Michael Cohen heads to trial against Trump Organization demanding $1.3M in legal fees: What to know

In the five years since Michael Cohen made the transition from Donald Trump’s true-blue bulldog fixer to his greatest foe, he’s been raided by the FBI, served three years in custody, testified before millions in congressional probes, and cooperated extensively in wide-ranging criminal investigations into the former president’s business dealings.

At his trial kicking off against the Trump Organization in Manhattan Supreme Court on Monday, Cohen plans to convince a panel of New Yorkers that his former boss’ company should foot the costs for all lawyers involved in the yearslong saga.

After being selected, jurors are expected to hear evidence for four days starting July 24, including testimony from Trump Organization CEO Donald Trump Jr., whom Cohen’s lawyers got the green light to call as a witness last week. Don Jr.’s lawyers said in a filing Friday that he would comply with their subpoena.

Cohen says the ex-president’s eldest son called the shots as to which Trump Organization employees had their legal fees paid and had his own covered in several of the same matters he was involved in.

The former president is not expected to attend or testify.
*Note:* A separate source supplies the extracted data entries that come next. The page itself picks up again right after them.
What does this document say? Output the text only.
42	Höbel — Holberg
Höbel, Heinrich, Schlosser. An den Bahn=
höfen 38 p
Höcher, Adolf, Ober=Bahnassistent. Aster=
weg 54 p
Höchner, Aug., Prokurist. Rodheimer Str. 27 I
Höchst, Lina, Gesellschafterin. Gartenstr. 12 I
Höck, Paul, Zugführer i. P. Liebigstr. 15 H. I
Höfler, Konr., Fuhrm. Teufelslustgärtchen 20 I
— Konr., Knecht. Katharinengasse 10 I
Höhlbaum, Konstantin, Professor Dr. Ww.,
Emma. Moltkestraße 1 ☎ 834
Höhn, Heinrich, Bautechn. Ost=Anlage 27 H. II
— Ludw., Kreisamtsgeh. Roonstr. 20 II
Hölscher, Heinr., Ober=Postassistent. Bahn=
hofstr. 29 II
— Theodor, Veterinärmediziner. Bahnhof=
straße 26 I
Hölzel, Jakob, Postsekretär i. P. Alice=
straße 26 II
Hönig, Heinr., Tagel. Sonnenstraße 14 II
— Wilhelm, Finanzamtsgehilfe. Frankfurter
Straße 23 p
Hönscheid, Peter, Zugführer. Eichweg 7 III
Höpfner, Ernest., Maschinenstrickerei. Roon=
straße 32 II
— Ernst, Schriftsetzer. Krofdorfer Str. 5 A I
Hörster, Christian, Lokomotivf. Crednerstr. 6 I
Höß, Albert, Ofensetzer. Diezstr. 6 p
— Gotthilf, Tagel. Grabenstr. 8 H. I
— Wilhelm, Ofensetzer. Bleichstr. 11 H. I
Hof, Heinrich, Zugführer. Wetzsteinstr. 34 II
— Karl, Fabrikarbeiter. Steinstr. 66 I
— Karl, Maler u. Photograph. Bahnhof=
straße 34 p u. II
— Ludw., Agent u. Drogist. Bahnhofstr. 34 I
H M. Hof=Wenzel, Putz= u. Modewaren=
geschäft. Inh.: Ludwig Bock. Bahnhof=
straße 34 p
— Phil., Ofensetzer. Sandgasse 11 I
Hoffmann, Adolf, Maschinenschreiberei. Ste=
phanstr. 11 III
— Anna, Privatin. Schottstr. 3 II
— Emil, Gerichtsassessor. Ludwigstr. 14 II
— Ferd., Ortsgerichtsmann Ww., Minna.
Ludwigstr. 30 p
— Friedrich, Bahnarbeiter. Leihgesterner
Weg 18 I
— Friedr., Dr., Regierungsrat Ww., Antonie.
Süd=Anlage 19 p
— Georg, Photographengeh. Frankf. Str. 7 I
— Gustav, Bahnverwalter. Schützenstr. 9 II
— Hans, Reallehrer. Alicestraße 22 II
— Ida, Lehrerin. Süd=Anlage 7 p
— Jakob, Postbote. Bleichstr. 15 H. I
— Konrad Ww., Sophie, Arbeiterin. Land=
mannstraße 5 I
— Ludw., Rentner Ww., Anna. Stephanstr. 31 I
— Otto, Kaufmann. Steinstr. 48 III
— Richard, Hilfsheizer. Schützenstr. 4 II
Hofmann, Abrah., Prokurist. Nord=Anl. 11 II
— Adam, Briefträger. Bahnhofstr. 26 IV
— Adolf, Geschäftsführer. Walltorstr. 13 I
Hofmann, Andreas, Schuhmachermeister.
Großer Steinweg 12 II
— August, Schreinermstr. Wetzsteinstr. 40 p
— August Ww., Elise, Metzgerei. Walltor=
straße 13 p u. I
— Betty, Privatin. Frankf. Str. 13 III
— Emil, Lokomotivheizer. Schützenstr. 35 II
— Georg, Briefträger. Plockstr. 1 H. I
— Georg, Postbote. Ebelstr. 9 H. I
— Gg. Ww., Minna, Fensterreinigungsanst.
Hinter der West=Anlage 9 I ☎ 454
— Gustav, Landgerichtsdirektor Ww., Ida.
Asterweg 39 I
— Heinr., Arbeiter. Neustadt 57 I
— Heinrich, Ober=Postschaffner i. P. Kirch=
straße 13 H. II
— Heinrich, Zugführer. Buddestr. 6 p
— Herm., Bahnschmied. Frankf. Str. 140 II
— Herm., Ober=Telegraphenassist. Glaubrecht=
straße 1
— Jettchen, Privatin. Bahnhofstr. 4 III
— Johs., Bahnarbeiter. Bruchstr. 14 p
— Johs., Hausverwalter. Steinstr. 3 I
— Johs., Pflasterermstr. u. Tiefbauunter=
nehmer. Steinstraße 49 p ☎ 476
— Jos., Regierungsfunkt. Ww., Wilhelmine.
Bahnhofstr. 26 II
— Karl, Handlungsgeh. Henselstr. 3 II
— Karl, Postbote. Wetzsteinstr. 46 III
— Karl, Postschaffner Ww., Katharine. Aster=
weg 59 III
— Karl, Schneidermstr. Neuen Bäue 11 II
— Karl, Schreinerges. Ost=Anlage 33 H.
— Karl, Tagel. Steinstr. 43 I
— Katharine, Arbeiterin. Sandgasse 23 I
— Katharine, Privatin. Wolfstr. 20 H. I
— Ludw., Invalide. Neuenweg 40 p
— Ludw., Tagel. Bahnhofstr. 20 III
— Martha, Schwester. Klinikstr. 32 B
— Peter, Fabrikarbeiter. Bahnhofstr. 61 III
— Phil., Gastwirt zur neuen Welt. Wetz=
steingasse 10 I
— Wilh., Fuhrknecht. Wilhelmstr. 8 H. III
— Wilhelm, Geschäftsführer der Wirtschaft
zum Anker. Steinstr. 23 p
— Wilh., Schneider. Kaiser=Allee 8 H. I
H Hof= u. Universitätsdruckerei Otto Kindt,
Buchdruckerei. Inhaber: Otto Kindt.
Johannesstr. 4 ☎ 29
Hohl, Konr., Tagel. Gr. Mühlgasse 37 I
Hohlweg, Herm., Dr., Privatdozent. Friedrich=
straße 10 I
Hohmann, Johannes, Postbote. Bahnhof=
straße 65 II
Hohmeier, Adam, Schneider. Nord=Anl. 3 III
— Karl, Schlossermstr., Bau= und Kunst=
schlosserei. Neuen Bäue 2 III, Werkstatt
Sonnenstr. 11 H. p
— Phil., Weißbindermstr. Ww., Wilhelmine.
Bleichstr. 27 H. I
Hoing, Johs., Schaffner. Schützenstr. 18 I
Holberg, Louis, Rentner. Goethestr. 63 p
Cohen, the Trump Organization’s executive vice president before becoming Trump’s personal lawyer — and ultimately losing his law license — says the company violated a 2017 deal to cover his attorneys’ bills upon realizing he would cooperate, leaving him with at least $1.3 million in unpaid bills. The company says Cohen’s crimes voided the indemnification agreement.

Months after the feds raided his Manhattan office and residences in April 2018 following a referral to the Manhattan U.S. attorney’s office by special counsel Robert Mueller, Cohen pleaded guilty to a host of charges.

He admitted to violating federal campaign finance laws when he paid Stormy Daniels into silence at Trump’s behest “for the principal purpose of influencing” the outcome of the 2016 election. The payoff came as the porn star considered going public with allegations that she slept with Trump in 2006, less than two years after he married Melania. Cohen also admitted to helping to coordinate a similar payment to Playboy model Karen McDougal.

Cohen, who’s still on probation, also copped to charges that he lied to Congress, failed to report more than $4 million in income — including $1.3 million from his taxi medallion holdings — and hid more than $14 million in debt from a bank when he signed up for a home equity line of credit. He maintains he was unfairly targeted.

About halfway through his prison sentence, Cohen was released from the Federal Correctional Institution, Otisville, to home confinement in May 2020 amid the worsening coronavirus pandemic. He wound up back in prison that July after refusing to agree not to publish a tell-all book about Trump until he’d done his time.

Cohen sued, and Manhattan Federal Judge Alvin Hellerstein quickly released him back to house arrest at his Trump Park Ave. family residence, questioning whether the unusual gag order by the Bureau of Prisons was an act of retaliation.

Early into his prison sentence, Cohen began voluntarily cooperating with Manhattan DA investigators and the New York attorney general in their probes into Trump, meeting at least 20 times with investigators over the coming years.

In March, he testified before the grand jury that indicted Trump on 34 felony counts — each representing a check to Cohen as reimbursement for the hush money. He’s expected to be the star witness in the case headed to trial in March. Trump maintains his innocence.

New York Attorney General Letitia James’ civil case against the Trump Organization, headed to trial in October, was also born out of information gleaned from Cohen in his testimony before Congress, James has said. Trump and his top executives are accused of committing rampant business fraud in New York’s real estate market by habitually overvaluing and undervaluing assets by hundreds of millions of dollars. James says Trump bloated his net worth by more than a billion dollars.

Cohen is demanding the Trump Organization pay outstanding fees for three legal firms that represented him in the various cases and probes: the Petrillo firm, the Davis Galper firm, and the Monico Spevack firm. He and his lawyer declined to comment.

Lawyers representing the Trump Organization ignored multiple requests for comment.

Trump also faces federal charges in Florida for mishandling national defense secrets in classified documents he unlawfully took from the White House. He’s pleaded not guilty. He also faces outstanding litigation from E. Jean Carroll. Trump was found liable, at trial in May, of sexually abusing Carroll in a Midtown changing room in the 1990s.